# Netzwerkdrucker im VPN über WLAN



## profy (21. Oktober 2008)

Moin Moin,
mal sehen, ob ich mich einigermaßen klar ausdrücken kann, was ich gerne hätte.
Ein oder mehere Netzwerkdrucker sollen per WLAN angeschlossen werden. Diese Drucker sollen aber nicht im WLAN sichtbar sein, sondern nur in einem VPN (erstmal egal welches). Also müsste dieser Drucker ein VPN Client haben.
Gibt es Netzwerkdrucker die das von selber können?
Gibt es kleine Netzwerkdruckerserver, die das können?

Vielen Dank im Voraus
Sven


----------



## port29 (22. Oktober 2008)

Ich glaube nicht, dass du Drucker mit eingebautem VPN Client finden wirst. 

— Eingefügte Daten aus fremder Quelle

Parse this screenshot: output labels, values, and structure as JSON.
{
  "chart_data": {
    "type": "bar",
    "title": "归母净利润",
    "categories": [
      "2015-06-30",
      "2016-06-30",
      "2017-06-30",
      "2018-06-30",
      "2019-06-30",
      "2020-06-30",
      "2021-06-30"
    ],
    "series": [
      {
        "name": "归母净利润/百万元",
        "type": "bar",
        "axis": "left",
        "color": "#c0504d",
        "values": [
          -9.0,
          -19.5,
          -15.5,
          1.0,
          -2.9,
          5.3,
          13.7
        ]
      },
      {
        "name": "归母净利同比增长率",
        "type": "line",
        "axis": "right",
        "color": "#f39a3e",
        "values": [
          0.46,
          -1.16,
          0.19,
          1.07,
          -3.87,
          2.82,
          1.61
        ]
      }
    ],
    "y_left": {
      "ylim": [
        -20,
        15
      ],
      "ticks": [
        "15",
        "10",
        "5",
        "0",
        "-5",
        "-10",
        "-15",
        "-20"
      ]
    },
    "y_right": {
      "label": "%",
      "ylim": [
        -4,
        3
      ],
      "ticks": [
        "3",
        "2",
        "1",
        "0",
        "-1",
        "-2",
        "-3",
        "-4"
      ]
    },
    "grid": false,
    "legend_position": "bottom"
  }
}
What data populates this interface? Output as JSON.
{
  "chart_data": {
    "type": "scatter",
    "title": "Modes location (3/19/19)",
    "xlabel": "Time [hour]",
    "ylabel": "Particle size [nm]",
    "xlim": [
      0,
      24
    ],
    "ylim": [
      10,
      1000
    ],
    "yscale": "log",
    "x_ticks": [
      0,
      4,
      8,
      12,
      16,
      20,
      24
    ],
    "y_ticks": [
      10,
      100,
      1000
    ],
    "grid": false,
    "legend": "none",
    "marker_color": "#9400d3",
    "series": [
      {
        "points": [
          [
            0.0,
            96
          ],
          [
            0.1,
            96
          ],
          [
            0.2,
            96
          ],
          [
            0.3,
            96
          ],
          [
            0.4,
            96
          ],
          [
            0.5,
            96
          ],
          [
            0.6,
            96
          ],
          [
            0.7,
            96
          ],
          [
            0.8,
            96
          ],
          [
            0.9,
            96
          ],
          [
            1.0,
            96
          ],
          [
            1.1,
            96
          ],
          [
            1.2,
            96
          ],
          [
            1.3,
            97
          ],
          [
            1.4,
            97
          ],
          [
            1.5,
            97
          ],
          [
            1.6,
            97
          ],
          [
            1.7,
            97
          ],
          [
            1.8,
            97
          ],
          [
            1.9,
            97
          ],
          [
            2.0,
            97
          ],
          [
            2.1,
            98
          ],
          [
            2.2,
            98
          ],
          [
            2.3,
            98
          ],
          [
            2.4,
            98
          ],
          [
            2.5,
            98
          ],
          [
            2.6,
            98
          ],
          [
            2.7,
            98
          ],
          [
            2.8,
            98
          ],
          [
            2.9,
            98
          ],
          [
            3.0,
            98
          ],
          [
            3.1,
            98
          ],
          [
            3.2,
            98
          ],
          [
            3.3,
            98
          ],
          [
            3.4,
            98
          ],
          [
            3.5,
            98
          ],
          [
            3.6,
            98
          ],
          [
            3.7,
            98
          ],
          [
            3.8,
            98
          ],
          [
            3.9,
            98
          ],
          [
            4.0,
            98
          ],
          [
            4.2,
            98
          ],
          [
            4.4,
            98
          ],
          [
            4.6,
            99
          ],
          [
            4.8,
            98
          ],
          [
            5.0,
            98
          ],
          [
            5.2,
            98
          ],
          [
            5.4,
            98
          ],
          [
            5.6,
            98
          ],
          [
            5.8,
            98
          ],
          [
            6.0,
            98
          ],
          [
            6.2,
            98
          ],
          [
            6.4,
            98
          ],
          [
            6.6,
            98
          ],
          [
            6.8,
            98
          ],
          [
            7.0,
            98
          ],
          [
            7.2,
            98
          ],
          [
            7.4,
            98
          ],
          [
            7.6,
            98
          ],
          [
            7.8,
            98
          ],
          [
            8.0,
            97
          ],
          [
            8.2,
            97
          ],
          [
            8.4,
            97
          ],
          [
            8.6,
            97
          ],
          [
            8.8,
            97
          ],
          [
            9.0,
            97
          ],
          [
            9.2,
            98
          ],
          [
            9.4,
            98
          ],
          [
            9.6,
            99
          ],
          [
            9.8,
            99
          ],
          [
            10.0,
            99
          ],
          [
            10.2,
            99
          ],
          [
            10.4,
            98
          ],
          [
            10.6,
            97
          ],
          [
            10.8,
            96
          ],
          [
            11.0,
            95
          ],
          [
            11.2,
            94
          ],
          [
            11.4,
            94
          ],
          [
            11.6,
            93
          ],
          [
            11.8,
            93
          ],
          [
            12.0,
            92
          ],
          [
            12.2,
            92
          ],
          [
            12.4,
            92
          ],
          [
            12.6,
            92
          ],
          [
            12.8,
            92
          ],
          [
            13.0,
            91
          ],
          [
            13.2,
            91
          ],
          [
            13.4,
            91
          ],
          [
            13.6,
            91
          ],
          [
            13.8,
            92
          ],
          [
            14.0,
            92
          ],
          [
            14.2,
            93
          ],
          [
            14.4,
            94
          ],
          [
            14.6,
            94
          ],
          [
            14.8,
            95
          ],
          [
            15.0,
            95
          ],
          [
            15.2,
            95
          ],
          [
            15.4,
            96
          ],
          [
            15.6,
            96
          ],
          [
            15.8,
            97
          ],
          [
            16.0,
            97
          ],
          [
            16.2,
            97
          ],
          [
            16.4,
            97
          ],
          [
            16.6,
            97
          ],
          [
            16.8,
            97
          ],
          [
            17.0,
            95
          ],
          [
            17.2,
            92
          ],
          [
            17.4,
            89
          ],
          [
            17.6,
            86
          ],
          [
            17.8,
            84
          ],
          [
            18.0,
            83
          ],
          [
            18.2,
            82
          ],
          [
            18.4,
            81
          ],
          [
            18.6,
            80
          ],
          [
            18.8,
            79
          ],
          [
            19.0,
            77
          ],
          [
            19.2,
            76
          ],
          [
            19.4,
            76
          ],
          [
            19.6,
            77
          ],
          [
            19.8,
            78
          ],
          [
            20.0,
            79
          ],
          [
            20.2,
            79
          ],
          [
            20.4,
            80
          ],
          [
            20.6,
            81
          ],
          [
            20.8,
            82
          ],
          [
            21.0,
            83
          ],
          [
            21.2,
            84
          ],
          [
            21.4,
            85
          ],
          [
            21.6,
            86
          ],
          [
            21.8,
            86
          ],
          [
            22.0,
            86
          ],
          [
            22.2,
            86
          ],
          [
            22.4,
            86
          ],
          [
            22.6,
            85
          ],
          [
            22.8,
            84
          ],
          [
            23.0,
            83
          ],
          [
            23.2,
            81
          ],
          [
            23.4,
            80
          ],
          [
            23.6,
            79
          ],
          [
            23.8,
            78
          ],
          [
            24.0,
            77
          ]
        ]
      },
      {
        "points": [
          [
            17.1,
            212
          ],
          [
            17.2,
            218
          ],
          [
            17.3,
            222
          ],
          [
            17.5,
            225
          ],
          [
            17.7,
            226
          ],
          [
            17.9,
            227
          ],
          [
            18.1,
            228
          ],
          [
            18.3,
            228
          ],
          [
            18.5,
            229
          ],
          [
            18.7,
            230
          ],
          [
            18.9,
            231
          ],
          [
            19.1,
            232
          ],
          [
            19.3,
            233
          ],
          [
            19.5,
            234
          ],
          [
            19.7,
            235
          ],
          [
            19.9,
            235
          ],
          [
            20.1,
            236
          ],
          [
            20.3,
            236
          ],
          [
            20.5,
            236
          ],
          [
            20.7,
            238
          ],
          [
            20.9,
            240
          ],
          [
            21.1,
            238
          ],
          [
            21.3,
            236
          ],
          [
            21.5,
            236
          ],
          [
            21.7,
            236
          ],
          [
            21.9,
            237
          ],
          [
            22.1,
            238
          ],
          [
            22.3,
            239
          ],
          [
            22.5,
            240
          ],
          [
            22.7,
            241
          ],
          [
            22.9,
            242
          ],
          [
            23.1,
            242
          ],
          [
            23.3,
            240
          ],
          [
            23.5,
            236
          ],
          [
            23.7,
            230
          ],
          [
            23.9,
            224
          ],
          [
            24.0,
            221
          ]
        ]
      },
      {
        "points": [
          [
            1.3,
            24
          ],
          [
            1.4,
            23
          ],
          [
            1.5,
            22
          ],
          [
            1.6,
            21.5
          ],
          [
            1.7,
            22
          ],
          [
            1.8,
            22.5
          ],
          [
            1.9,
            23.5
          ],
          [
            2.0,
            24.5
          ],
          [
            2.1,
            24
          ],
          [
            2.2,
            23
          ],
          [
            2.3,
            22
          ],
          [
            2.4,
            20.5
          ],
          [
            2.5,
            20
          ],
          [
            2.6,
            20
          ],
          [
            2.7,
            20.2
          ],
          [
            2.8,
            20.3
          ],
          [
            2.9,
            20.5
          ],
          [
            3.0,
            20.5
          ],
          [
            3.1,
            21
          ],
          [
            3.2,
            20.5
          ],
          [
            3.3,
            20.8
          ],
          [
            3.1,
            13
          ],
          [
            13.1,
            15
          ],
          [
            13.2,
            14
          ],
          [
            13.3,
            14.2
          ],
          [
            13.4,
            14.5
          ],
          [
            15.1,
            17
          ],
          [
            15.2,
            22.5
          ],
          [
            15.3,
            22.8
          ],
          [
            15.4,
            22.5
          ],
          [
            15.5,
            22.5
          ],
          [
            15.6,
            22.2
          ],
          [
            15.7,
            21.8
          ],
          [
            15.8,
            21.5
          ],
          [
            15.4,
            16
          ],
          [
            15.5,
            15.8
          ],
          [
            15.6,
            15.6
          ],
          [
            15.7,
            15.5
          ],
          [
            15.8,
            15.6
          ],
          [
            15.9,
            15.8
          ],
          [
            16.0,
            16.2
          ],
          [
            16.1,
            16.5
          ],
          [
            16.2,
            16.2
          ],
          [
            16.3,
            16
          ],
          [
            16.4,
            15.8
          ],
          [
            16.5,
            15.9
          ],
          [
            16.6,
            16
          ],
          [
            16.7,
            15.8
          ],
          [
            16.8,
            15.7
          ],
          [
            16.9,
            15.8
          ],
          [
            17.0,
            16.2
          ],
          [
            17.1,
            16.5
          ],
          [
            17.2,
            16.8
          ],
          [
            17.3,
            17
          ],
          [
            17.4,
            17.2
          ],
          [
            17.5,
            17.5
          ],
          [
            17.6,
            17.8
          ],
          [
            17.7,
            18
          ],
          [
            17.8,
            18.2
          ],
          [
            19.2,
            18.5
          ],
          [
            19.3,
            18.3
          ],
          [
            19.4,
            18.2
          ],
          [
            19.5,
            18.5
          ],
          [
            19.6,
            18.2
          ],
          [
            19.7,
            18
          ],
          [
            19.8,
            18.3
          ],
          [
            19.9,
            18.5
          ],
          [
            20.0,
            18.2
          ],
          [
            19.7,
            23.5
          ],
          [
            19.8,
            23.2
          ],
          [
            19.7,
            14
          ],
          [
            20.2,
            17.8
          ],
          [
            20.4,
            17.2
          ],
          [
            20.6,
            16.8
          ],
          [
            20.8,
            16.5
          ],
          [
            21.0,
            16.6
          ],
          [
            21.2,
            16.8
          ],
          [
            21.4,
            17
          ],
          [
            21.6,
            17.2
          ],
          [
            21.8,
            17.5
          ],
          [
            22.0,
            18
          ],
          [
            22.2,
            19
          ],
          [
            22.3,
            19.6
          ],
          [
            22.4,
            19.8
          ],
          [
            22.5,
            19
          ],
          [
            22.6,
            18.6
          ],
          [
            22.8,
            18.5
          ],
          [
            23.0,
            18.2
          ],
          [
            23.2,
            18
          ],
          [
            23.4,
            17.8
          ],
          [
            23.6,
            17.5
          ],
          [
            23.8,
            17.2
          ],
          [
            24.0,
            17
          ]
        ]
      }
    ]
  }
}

Für dein Vorhaben ist ein VPN Client auch ein Overkill. Schmeiß die Drucker einfach in ein anderes VLAN rein und dann ist alles gut.


----------



## profy (23. Oktober 2008)

Gibt es WLAN Router, die VLAN können?


----------



## port29 (23. Oktober 2008)

profy hat gesagt.:


> Gibt es WLAN Router, die VLAN können?



Na klar. Doch soweit ich das ganze verstanden habe, muss der Router nicht mal VLAN können, es reicht auch aus, wenn der Switch VLAN kann.


----------